Entre o final de 2018 e início de 2019, o coletivo propôs à UFS o que chamou de “conversas institucionais” para tratar dessas preocupações. Na primeira conversa, que contou com a participação da vice-reitora e de pró-reitores, os estudantes sugeriram que a universidade implementasse procedimentos para validação da autodeclaração dos candidatos antes da matrícula. As autoridades universitárias concordaram, mas, depois de meses sem que alguma iniciativa fosse anunciada, a administração comunicou ao coletivo que seria impossível implementar os procedimentos, uma vez que a UFS cumpria a Lei de Cotas que previa apenas a autodeclaração.

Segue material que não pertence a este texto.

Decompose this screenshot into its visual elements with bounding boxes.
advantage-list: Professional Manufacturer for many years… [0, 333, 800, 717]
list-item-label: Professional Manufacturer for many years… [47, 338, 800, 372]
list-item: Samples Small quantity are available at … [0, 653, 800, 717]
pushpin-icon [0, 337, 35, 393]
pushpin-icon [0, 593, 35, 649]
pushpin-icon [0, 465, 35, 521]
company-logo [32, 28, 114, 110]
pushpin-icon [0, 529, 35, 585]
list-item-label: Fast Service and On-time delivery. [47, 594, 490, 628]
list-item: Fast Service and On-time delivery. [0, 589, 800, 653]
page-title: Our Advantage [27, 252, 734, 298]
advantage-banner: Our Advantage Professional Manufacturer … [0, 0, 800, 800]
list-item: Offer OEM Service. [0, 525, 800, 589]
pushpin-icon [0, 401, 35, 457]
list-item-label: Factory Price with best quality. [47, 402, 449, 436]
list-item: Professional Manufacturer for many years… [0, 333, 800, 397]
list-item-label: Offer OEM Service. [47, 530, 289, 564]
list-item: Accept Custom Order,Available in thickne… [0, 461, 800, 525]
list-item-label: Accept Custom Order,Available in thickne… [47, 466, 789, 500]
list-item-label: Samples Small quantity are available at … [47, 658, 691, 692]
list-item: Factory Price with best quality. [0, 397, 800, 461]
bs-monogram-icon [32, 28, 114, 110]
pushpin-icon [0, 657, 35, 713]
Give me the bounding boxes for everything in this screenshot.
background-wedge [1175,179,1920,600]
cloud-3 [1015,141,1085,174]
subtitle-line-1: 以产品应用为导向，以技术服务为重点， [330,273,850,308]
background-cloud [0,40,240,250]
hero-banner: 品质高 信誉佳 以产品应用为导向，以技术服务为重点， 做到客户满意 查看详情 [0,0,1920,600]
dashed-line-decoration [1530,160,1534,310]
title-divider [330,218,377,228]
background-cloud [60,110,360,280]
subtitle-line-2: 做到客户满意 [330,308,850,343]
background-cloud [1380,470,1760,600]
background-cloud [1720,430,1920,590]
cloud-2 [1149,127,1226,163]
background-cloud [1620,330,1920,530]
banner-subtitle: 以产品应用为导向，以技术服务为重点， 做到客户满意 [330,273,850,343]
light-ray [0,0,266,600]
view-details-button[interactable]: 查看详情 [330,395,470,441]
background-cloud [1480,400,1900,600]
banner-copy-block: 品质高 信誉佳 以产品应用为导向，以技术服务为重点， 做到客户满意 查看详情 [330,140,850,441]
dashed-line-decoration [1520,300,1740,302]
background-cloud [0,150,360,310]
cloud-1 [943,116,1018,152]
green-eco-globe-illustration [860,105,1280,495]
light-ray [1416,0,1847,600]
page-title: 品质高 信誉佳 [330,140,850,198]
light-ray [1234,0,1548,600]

Diante disso, após consultar alguns professores, o coletivo decidiu encaminhar uma denúncia ao Ministério Público Federal. Ao fazer isso, descobriu que o MPF já havia aberto um inquérito para investigar a questão. A denúncia do coletivo foi, então, anexada ao mesmo. Pouco tempo depois, representantes do órgão entraram em contato com o coletivo para discutir o caso e este, por sua vez, convidou outras entidades do movimento negro para participar das conversas. Essas organizações apoiavam a criação de protocolos de validação das autodeclarações e as reuniões tinham como objetivo juntar forças e formular argumentos para pressionar a universidade a adotá-los5. Em janeiro de 2020, foi firmado um Termo de Ajustamento de Conduta entre o Ministério Público e a universidade, assumindo esta o compromisso de implementar protocolos para validação das autodeclarações em todos os processos de ingresso por cotas, tanto na graduação, quanto na pós-graduação.
Apesar disso, em maio de 2020 o protocolo ainda não havia sido implantado, em parte devido à crise sanitária que havia tido início em março. Nessa época, um perfil criado no Twitter passou a denunciar nominalmente estudantes supostamente fraudadores, o que rapidamente encontrou eco na mídia. A partir daí, o debate sobre as fraudes saiu dos muros da universidade, criando um “escândalo social’’, nas palavras de Célia, uma das estudantes entrevistadas, o que fez a universidade retomar o assunto. Foi criado, então, um novo Grupo de Trabalho (GT) coordenado por um professor associado ao Núcleo de Estudos Afro-Brasileiros e Indígenas (Neabi). Em 3/2/2021, o Conselho Universitário publicou a Resolução no 5 criando e regulamentando a Comissão de Heteroidentificação complementar, procedimento que passava, assim, a se tornar rotineiro para ingressantes.